La requête a été communiquée à la préfète du Rhône, qui n’a pas produit de mémoire en défense.
La Défenseure des droits, en application des dispositions de l’article 33 de la loi organique du 29 mars 2011 relative au Défenseur des droits, a présenté des observations, enregistrées le 3 juillet 2025.
Par une lettre du 10 décembre 2025, le tribunal a informé les parties, en application de l’article R. 611-7 du code de justice administrative, que le jugement à intervenir était susceptible d’être fondé sur un moyen relevé d’office, tiré de l’irrecevabilité des conclusions à fin d’annulation d’une décision de refus de titre de séjour inexistante.
Un mémoire en réponse au moyen d’ordre public soulevé par le tribunal a été enregistré pour M. B… le 11 décembre 2025.
M. B… a été admis au bénéfice de l’aide juridictionnelle totale par une décision du bureau de l’aide juridictionnelle du 13 décembre 2024.
Vu les autres pièces du dossier.
Vu :
– l’accord franco-algérien du 27 décembre 1968 modifié ;
– le code de l’entrée et du séjour des étrangers et du droit d’asile ;
– l’arrêté du 27 avril 2021 pris en application de l’article R. 431-2 du code de l’entrée et du séjour des étrangers et du droit d’asile relatif aux titres de séjour dont la demande s’effectue au moyen d’un téléservice ;
– la loi n° 91-647 du 10 juillet 1991 ;
– la loi organique n° 2011-333 du 29 mars 2011, notamment son article 33 ;
– le code de justice administrative.
La présidente de la formation de jugement a dispensé le rapporteur public, sur sa proposition, de prononcer des conclusions à l’audience.

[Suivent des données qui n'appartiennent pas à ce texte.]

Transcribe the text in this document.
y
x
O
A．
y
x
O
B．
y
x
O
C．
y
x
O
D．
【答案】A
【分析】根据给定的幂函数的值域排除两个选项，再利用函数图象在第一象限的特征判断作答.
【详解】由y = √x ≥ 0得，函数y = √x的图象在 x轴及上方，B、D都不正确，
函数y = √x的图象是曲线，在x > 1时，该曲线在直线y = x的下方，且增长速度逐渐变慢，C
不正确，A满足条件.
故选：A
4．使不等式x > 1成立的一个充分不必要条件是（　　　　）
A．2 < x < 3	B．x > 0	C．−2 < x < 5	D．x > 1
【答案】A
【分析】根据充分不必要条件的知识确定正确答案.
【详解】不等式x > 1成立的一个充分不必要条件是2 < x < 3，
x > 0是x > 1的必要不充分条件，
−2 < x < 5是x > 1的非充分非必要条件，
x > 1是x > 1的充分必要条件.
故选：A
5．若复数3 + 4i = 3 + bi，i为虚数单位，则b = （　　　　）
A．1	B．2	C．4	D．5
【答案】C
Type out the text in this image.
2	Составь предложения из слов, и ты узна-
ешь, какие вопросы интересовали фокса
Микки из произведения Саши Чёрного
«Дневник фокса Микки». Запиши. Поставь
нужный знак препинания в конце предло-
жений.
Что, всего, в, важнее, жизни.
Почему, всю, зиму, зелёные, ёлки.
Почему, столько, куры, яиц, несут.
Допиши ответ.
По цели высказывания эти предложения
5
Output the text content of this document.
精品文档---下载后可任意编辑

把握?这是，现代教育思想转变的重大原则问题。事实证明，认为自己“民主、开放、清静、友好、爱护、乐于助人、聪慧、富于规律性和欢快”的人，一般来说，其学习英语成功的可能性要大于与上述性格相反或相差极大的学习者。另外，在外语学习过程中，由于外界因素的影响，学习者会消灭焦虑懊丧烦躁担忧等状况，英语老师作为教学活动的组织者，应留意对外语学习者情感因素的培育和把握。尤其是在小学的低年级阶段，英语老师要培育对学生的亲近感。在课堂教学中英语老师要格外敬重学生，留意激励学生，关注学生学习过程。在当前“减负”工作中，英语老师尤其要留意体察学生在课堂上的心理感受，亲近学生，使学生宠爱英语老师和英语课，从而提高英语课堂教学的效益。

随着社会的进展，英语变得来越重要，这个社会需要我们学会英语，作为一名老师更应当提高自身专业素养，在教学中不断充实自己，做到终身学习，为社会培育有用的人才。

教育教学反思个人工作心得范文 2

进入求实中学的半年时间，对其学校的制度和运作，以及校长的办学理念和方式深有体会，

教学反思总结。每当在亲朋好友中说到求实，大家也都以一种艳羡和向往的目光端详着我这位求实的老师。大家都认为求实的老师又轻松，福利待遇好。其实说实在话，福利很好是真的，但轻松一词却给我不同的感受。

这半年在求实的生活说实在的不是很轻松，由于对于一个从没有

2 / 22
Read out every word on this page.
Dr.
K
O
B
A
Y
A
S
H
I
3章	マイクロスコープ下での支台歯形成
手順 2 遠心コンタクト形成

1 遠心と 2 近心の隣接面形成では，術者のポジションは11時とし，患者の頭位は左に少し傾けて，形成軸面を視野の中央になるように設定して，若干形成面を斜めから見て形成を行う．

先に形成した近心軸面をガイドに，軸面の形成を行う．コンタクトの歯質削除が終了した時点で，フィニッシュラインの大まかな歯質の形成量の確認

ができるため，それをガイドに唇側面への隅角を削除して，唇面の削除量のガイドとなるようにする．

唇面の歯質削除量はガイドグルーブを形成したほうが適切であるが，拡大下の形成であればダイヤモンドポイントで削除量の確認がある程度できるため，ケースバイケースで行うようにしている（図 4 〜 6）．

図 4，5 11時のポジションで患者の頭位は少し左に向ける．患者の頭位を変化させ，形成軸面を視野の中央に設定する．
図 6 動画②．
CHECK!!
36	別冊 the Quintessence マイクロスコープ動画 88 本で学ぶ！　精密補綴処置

Les parties ont été régulièrement averties du jour de l’audience.
Ont été entendus au cours de l’audience publique :
– le rapport de Mme Dèche, présidente-rapporteure,
– et les observations de Me Bechaux pour M. B….
Considérant ce qui suit :
M. A… B…, ressortissant algérien, né le 17 juillet 1973, est entré en France en avril 2012. Le 19 octobre 2021, il a déposé, sur le site internet demarches-simplifiees.fr (devenu « demarche.numerique.gouv.fr »), une demande de rendez-vous auprès des services de la préfecture du Rhône pour le dépôt d’une demande de titre de séjour au titre des stipulations du 1) de l’article 6 de l’accord franco-algérien. Par un courriel du 28 mars 2024, sa demande de rendez-vous a été refusée aux motifs du rejet de sa précédente demande de titre de séjour, assorti d’une obligation de quitter le territoire français, et en l’absence de circonstances nouvelles portées à la connaissance de la préfecture concernant sa situation. M. B… a formé un recours gracieux à l’encontre de cette décision, réceptionné par la préfecture du Rhône, le 15 mai 2024. En l’absence de réponse, le requérant demande au tribunal d’annuler la décision du 28 mars 2024 refusant de lui accorder un rendez-vous pour le dépôt de sa demande de titre de séjour, la décision du même jour, qu’il estime révélée, de lui délivrer un titre de séjour ainsi que la décision implicite rejetant son recours gracieux.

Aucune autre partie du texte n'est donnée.